Soa o alarme com a economia mundial

As maiores economias estão desacelerando ao mesmo tempo, Um terço do PIB global deve entrar em recessão proximamente. Os emergentes estão sob pressão com a alta dos juros e do dólar, O cenário econômico mundial parece cada vez mais sombrio

“Policrise”: essa foi a descrição de Jean-Claude Juncker para a série de desafios interligados que a União Europeia (UE) enfrentava em 2016, quando ele presidia a Comissão Europeia. Na semana passada, o Fundo Monetário Internacional (FMI) ressaltou como várias nuvens escuras – crise energética europeia, altas rápidas das taxas de juros e a desaceleração da China – têm se acumulado sobre a economia mundial. Essas que pareciam ser crises separadas de regiões e mercados diferentes hoje se fundiram. Podemos estar diante de uma policrise em escala mundial.

É raro que tantos motores econômicos parem ao mesmo tempo: países que respondem por um terço da economia global estão prestes a sofrer contrações neste ano ou no próximo, segundo o FMI, cujas perspectivas para as maiores economias (EUA, zona do euro e China) são sombrias. Com a inflação chegando a seu maior nível em 40 anos, os bancos centrais elevaram as taxas de juro neste ano com um sincronismo que não se via havia cinco décadas, e o dólar americano atingiu seu maior nível desde o início dos anos 2000. Essas forças impulsionam as previsões sombrias e geram novas tensões.

Os emergentes estão sobrecarregados com maior custo da dívida em dólar, além de saídas de capital desestabilizadoras. Ao mesmo tempo, as taxas do crédito imobiliário e o custo de empréstimos empresariais dispararam em todo o mundo. Muitos indicadores de stress do mercado financeiro também soaram o alarme, já que a alta rápida das taxas de juro, que vinha de níveis baixos na pandemia expôs vulnerabilidades, como demonstraram os fundos de pensão do Reino Unido recentemente.

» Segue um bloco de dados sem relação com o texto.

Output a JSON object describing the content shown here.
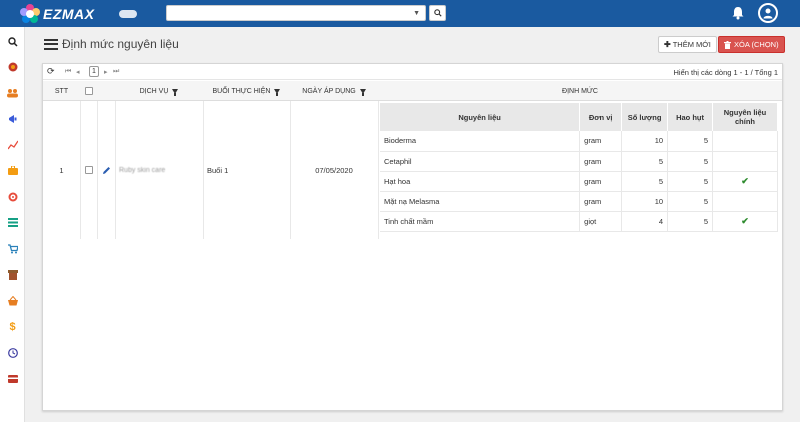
{
  "app": {
    "brand": "EZMAX"
  },
  "page": {
    "title": "Định mức nguyên liệu"
  },
  "toolbar": {
    "add_label": "THÊM MỚI",
    "delete_label": "XÓA (CHỌN)"
  },
  "pager": {
    "current_page": "1",
    "info": "Hiển thị các dòng 1 - 1 / Tổng 1"
  },
  "columns": {
    "stt": "STT",
    "service": "DỊCH VỤ",
    "session": "BUỔI THỰC HIỆN",
    "apply_date": "NGÀY ÁP DỤNG",
    "norm": "ĐỊNH MỨC"
  },
  "row": {
    "stt": "1",
    "service": "Ruby skin care",
    "session": "Buổi 1",
    "apply_date": "07/05/2020"
  },
  "inner_columns": {
    "material": "Nguyên liệu",
    "unit": "Đơn vị",
    "quantity": "Số lượng",
    "loss": "Hao hụt",
    "main": "Nguyên liệu chính"
  },
  "materials": [
    {
      "name": "Bioderma",
      "unit": "gram",
      "quantity": "10",
      "loss": "5",
      "main": false
    },
    {
      "name": "Cetaphil",
      "unit": "gram",
      "quantity": "5",
      "loss": "5",
      "main": false
    },
    {
      "name": "Hạt hoa",
      "unit": "gram",
      "quantity": "5",
      "loss": "5",
      "main": true
    },
    {
      "name": "Mặt nạ Melasma",
      "unit": "gram",
      "quantity": "10",
      "loss": "5",
      "main": false
    },
    {
      "name": "Tinh chất mầm",
      "unit": "giọt",
      "quantity": "4",
      "loss": "5",
      "main": true
    }
  ],
  "colors": {
    "topbar": "#1a5aa0",
    "delete": "#d9534f",
    "check": "#2e8b2e"
  }
}
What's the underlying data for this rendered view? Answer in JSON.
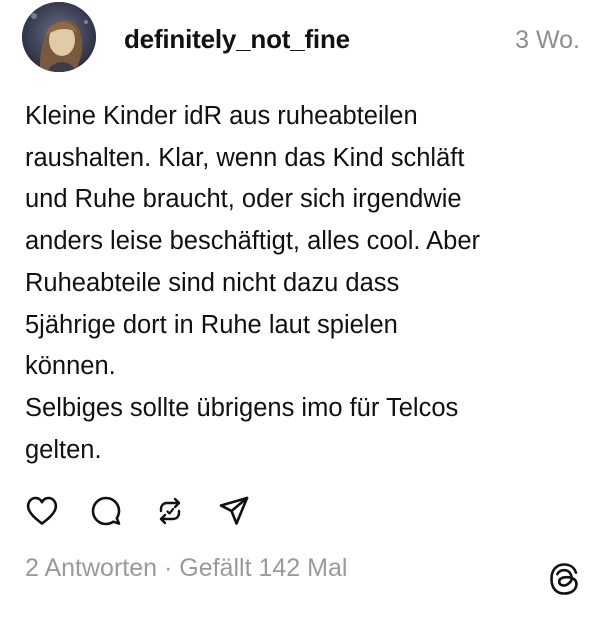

As causas imediatas da turbulência global são dois choques históricos em rápida sucessão: o da covid-19 e o da invasão da Ucrânia pela Rússia. O Fed (banco central dos EUA) elevou sua taxa de juro no ritmo mais rápido desde o início dos anos 1980 – quando Paul Volcker era seu presidente – para debelar uma inflação em boa parte impulsionada pelos estímulos da época da pandemia e pelos gargalos de oferta. Enquanto isso, o uso pelo presidente russo, Vladimir Putin, do gás natural como arma significa que a Europa vive um enorme choque nos termos de troca, e a economia da China sofre com sua política de covid-zero, aliada ao colapso de seu mercado imobiliário. Ou seja, novos problemas surgiram antes que as cicatrizes da pandemia fossem curadas.

Os choques numerosos que se reforçam mutuamente empurram as autoridades para uma tentativa difícil de equilíbrio. Os governos precisam evitar que iniciativas para estimular o crescimento e ajudar famílias e empresas joguem mais lenha na fogueira inflacionária e elevem o custo da dívida – já elevado pela pandemia – principalmente porque o custo do crédito têm crescido. Quanto mais as taxas de juro sobem, maiores são os riscos de uma quebra no mercado dos imóveis residenciais e as tensões no mercado financeiro. Já para os bancos centrais, um aperto insuficiente da política monetária pode manter a inflação alta.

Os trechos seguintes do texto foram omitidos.